This article from Wednesday's Recorder provides an example of a federal case in which the court granted a defense motion to preemptively deny class certification.
In Picus v. Wal-Mart Stores, Inc., No. 2:07-CV-00682 (order filed 03/16/09), a district judge in Nevada construed the Nevada Deceptive Trade Practices Act ("NDTPA"), and in denying certification, distinguished Wiener v. Dannon Co., ___ F.R.D. ___, 2009 WL 383650 (C.D. Cal. Jan. 30, 2009) (discussed in this blog post), in which a district judge in California granted class certification of UCL and CLRA claims based on alleged misrepresentations about the defendants' products. The Nevada judge concluded that the Nevada Supreme Court would not adopt substantive elements of California law (specifically, presumed reliance based on materiality of the misrepresentation or nondisclosure) when construing the NDTPA. Slip op. at 11-12.

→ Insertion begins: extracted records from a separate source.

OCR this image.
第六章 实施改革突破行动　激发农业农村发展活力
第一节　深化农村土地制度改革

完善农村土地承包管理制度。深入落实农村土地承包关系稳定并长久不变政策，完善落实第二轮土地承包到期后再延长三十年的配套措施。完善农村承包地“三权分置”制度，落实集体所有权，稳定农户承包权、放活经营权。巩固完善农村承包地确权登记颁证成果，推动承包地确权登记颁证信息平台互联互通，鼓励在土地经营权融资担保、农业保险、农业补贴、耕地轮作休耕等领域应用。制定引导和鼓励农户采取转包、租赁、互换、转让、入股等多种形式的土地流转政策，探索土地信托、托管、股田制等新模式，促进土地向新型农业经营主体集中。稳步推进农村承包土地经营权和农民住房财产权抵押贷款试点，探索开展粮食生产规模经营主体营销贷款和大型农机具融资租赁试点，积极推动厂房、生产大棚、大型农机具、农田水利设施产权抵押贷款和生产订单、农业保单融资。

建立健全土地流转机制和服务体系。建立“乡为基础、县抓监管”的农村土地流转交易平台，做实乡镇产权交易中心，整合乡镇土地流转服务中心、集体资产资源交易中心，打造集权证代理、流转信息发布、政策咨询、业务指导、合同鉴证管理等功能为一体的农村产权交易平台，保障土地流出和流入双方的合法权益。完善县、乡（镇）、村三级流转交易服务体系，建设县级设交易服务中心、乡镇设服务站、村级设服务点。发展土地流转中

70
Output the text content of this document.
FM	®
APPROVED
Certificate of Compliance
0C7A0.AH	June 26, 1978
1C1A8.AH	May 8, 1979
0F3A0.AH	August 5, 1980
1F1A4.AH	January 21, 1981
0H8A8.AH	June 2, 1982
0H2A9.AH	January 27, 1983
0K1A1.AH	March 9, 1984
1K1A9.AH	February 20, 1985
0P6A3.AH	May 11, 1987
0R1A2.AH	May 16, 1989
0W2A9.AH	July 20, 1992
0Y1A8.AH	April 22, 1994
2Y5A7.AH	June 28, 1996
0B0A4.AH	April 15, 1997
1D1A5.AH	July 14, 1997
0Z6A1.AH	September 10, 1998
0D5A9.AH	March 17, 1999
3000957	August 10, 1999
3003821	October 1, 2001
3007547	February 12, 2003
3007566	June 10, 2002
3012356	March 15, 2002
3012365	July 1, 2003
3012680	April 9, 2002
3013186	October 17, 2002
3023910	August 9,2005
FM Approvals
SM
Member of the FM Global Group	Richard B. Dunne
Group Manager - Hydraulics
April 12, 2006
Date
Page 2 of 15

The opinion also asserts that California law "require[s] individual proof of reliance and causation." Id. at 13. That's not correct. Even if proof of reliance and/or causation is required under the UCL or CLRA, that proof is not necessarily, categorically, individualized, as the court seemed to conclude. The opinion itself cites California case law (namely, the Supreme Court's decision in Vasquez) holding that reliance can sometimes be presumed on a classwide basis, even in cases involving common-law fraud.
It's not clear why this decision warranted such extraordinary coverage in the Recorder.